New drugs available in Vietnam are still low.
Data from the IQVIA MIDAS Pharmaceutical Research Organization updated in the first quarter of 2022 shows that only 42 new drugs (equivalent to 9%) are available in Vietnam out of a total of 460 types launched globally in the past 10 years (from 2012 to the end of 2021). This is a relatively low rate compared to the average of 20% in the Asia-Pacific region.
The slow availability of new and advanced drugs in Vietnam limits treatment opportunities for patients, especially for serious illnesses.
When they cannot access domestic medicine, many patients seek treatment abroad. Dr. Duong Huy Luong, Deputy Director of the Ministry of Health, said that Vietnamese people spend about 2 billion USD each year to go abroad for medical treatment, a figure that could increase to 3-4 billion USD in the near future. In addition, some medicines that are not covered by health insurance are barriers that force many patients to give up treatment because they cannot afford the financial burden.
For example, cancer drugs are also a major economic burden for the whole society. Spending on cancer drugs in 2023 is 7,521 billion VND, ranking first in total drug payments from the Health Insurance Fund.
According to statistics from hospitals, the average cost of treatment for a cancer patient is over 176 million VND/year, of which the patient must pay up to 70%.
According to statistics from the Ministry of Health, there are currently 69 cancer treatment drugs in the drug list out of a total of 1,037 drugs in the list of chemical and biological drugs covered by health insurance within the scope of benefits for health insurance participants.
However, there are currently many new generation advanced treatment drugs that are highly effective in treating cancer, meeting the requirements of clinical experts as well as the expectations of patients, but are not yet on the list of drugs covered by health insurance.
According to the provisions of the 2016 Pharmacy Law, drugs must be registered with the state management agency (Department of Drug Administration, Ministry of Health) before being circulated in the Vietnamese market, the maximum time for granting a circulation registration certificate is 12 months.
Although the Drug Administration of Vietnam has recently made many announcements to extend the validity of drug and pharmaceutical ingredient registration certificates, it has not yet solved the drug shortage problem at medical facilities.
Opportunity for patients to access new drugs
The draft amendments and supplements to a number of articles of the 2016 Pharmacy Law have many preferential policies and incentives for the development of the pharmaceutical industry with the goal of helping people have more access to new drugs with high treatment efficiency and reasonable prices. This draft amendment is expected to be submitted to the National Assembly for approval at the ongoing session (Session VIII, October - November 2024).
Mr. Chu Dang Trung, Head of Legal Division - Integration, Ministry of Health said that there are 5 new points in the Draft amending and supplementing a number of articles of the 2016 Pharmacy Law, including simplifying administrative procedures on the order and procedures for granting drug circulation registration certificates; increasing references, recognition, and accreditation to create favorable conditions and increase proactiveness for businesses.

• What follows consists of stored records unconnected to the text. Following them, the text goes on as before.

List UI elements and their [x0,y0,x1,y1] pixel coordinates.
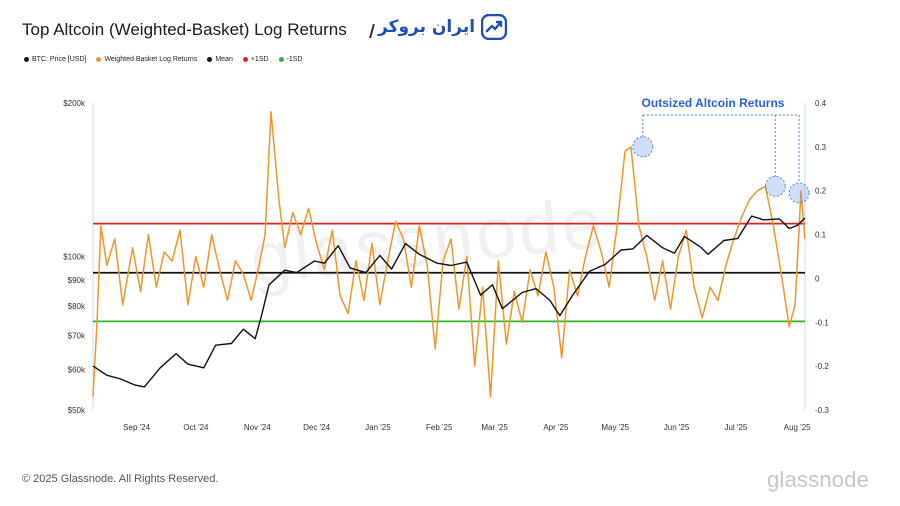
left-axis-tick-label: $70k [68,331,86,340]
x-axis-tick-label: Aug '25 [784,423,811,432]
legend-label: -1SD [286,56,303,63]
annotation-label: Outsized Altcoin Returns [642,96,785,110]
legend-swatch [96,57,102,62]
x-axis-tick-label: Jun '25 [664,423,690,432]
x-axis-tick-label: Mar '25 [481,423,508,432]
right-axis-tick-label: 0.2 [815,187,827,196]
x-axis-tick-label: Jan '25 [365,423,391,432]
left-axis-tick-label: $200k [63,99,86,108]
x-axis-tick-label: Nov '24 [244,423,271,432]
left-axis-tick-label: $60k [68,366,86,375]
legend-label: BTC: Price [USD] [32,56,87,63]
right-axis-tick-label: 0.1 [815,231,827,240]
left-axis-tick-label: $50k [68,406,86,415]
legend-label: +1SD [250,56,269,63]
legend-label: Mean [215,56,233,63]
legend-item-plus-1sd[interactable]: +1SD [242,56,269,63]
legend-item-basket-returns[interactable]: Weighted Basket Log Returns [96,56,197,63]
legend-swatch [24,57,29,62]
x-axis-tick-label: Sep '24 [123,423,150,432]
right-axis-tick-label: 0.4 [815,99,827,108]
logo-text: ایران بروکر [378,17,476,37]
legend-item-minus-1sd[interactable]: -1SD [278,56,303,63]
legend-swatch [278,57,284,62]
legend: BTC: Price [USD] Weighted Basket Log Ret… [24,56,303,63]
copyright: © 2025 Glassnode. All Rights Reserved. [22,473,219,485]
chart-title: Top Altcoin (Weighted-Basket) Log Return… [22,20,347,39]
annotation-highlight-circle [764,175,786,197]
right-axis-tick-label: -0.1 [815,318,829,327]
right-axis-tick-label: 0 [815,274,820,283]
series-line-btc-price [92,215,806,388]
right-axis-tick-label: -0.3 [815,406,829,415]
left-axis-tick-label: $90k [68,276,86,285]
left-axis-tick-label: $100k [63,253,86,262]
right-axis-tick-label: 0.3 [815,143,827,152]
annotation-highlight-circle [788,182,810,204]
legend-item-btc-price[interactable]: BTC: Price [USD] [24,56,86,63]
series-line-basket-returns [92,111,806,398]
legend-swatch [207,57,213,62]
chart-trend-icon [481,14,508,40]
x-axis-tick-label: Jul '25 [724,423,747,432]
logo: ایران بروکر [378,12,508,42]
left-axis-tick-label: $80k [68,302,86,311]
x-axis-tick-label: Apr '25 [543,423,569,432]
brand-logo: glassnode [767,467,870,492]
legend-item-mean[interactable]: Mean [207,56,233,63]
x-axis-tick-label: May '25 [601,423,629,432]
legend-swatch [242,57,248,62]
x-axis-tick-label: Feb '25 [426,423,453,432]
x-axis-tick-label: Oct '24 [183,423,209,432]
annotation-highlight-circle [632,136,654,158]
right-axis-tick-label: -0.2 [815,362,829,371]
x-axis-tick-label: Dec '24 [303,423,330,432]
legend-label: Weighted Basket Log Returns [104,56,198,63]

According to Mr. Trung, the draft revised Law on Pharmacy also expands the business rights for foreign-invested pharmaceutical businesses (FIEs) in Vietnam. This will allow FIEs to participate more deeply in Vietnam's drug supply chain. At the same time, these businesses will be allowed to directly distribute drugs produced by the businesses themselves, to order processing, and to transfer technology in Vietnam. Attract FIEs to invest in this field to improve domestic production capacity. Along with that, the bill creates conditions for domestic drug manufacturing facilities to access advanced drug manufacturing technology. Moving towards proactively ensuring drug supply and drug security for people's health care.

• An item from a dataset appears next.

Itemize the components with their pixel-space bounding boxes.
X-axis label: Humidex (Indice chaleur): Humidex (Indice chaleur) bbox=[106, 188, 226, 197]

Amending and supplementing a number of regulations to promote the development of the pharmaceutical industry in order to supplement more appropriate and innovative policies compared to the 2016 Pharmacy Law to attract investment and further promote research and development of pharmaceutical raw material production; research and receive technology transfer for the production of high-tech drugs, biotech drugs, and special-treatment drugs; simplifying the procedures for granting drug circulation registration certificates, increasing the ability to access drugs early for people while still ensuring quality control, safety and effectiveness as well as compliance with international practices.